BACKGROUND
Infection with hepatitis C virus (HCV) increases the risk of extrahepatic manifestations, including cardiovascular disease (CVD).1 Cardiac magnetic resonance (CMR) remains the gold standard test for non-invasive structural and functional assessment of the heart, and can be used to detect CVD. Using CMR, the authors sought to determine the CVD risk in patients with HCV prior to therapy.2
METHODS
Individuals with chronic HCV infection were prospectively enrolled in the CHROME study (NCT03823911).3 A subset of 10 individuals infected with HCV were enrolled in the MRI sub-study from March–September 2019. HCV antibody assays, HCV RNA levels, liver fibrosis scores, and markers of inflammation and myocardial damage were obtained.

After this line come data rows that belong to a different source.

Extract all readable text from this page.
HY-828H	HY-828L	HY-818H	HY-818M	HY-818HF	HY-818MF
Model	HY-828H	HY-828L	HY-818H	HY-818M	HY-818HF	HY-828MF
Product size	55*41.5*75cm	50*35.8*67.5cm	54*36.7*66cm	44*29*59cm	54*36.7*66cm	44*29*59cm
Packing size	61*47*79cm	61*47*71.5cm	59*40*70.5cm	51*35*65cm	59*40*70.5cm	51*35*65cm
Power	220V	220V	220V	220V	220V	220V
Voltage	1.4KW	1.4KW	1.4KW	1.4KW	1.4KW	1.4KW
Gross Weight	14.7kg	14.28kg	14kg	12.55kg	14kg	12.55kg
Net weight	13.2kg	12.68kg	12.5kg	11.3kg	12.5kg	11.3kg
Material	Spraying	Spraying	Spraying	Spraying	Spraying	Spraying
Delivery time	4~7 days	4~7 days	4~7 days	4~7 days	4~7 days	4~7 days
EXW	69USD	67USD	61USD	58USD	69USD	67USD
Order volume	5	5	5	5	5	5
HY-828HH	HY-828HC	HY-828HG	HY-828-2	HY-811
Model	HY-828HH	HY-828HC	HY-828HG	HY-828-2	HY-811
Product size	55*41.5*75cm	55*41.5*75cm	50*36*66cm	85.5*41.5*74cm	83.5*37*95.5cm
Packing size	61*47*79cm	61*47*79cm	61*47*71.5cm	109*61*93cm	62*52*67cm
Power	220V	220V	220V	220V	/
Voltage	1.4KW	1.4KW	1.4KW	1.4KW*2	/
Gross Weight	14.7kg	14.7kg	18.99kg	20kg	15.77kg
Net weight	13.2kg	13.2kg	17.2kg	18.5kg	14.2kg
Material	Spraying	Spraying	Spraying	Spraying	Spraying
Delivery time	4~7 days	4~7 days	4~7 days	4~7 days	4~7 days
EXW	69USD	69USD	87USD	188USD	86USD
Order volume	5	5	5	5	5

CMR was performed prior to the initiation of direct-acting antiviral treatment. Extracellular volume (ECV) fraction was calculated using the equation: ECV=100% x (1-hematocrit) x [(1/T1myocardium post-contrast) – (1/T1myocardium pre-contrast)]/[(1/T1blood post-contrast) – (1/T1 blood pre-contrast)]. An ECV fraction >30% was considered abnormally increased. Ten age-matched, HCV-negative volunteers were included in the analysis so that T-test was used to compare ECV fraction in both groups.
RESULTS
Demographics are shown in Table 1. CMR showed that 8/10 individuals infected with HCV had an abnormal ECV fraction (>30%;4 average=0.30; range 29–38%). When compared with age-matched healthy volunteers, ECV fraction in the individuals infected with HCV was significantly increased (0.30±0.03 versus 0.26±0.03; p=0.0036; Figure 1). Three of the 10 individuals infected with HCV had non-ischemic patterns of gadolinium enhancement on the late gadolinium enhancement images (Figure 2). For individuals infected with HCV, markers of inflammation and myocardial damage were within laboratory reference ranges for all subjects in the CMR cohort, and ECV fraction was elevated regardless of myocardial damage markers or liver fibrosis stage.
CONCLUSIONS
The findings suggest that myocardial changes secondary to HCV infection can occur without measurable changes in inflammatory or myocardial biomarkers, and that ECV fraction via CMR may be a sensitive screening tool to detect these changes. This has important implications for the necessity of early HCV treatment, since cardiovascular changes can precede the development of advanced liver fibrosis in individuals infected with HCV.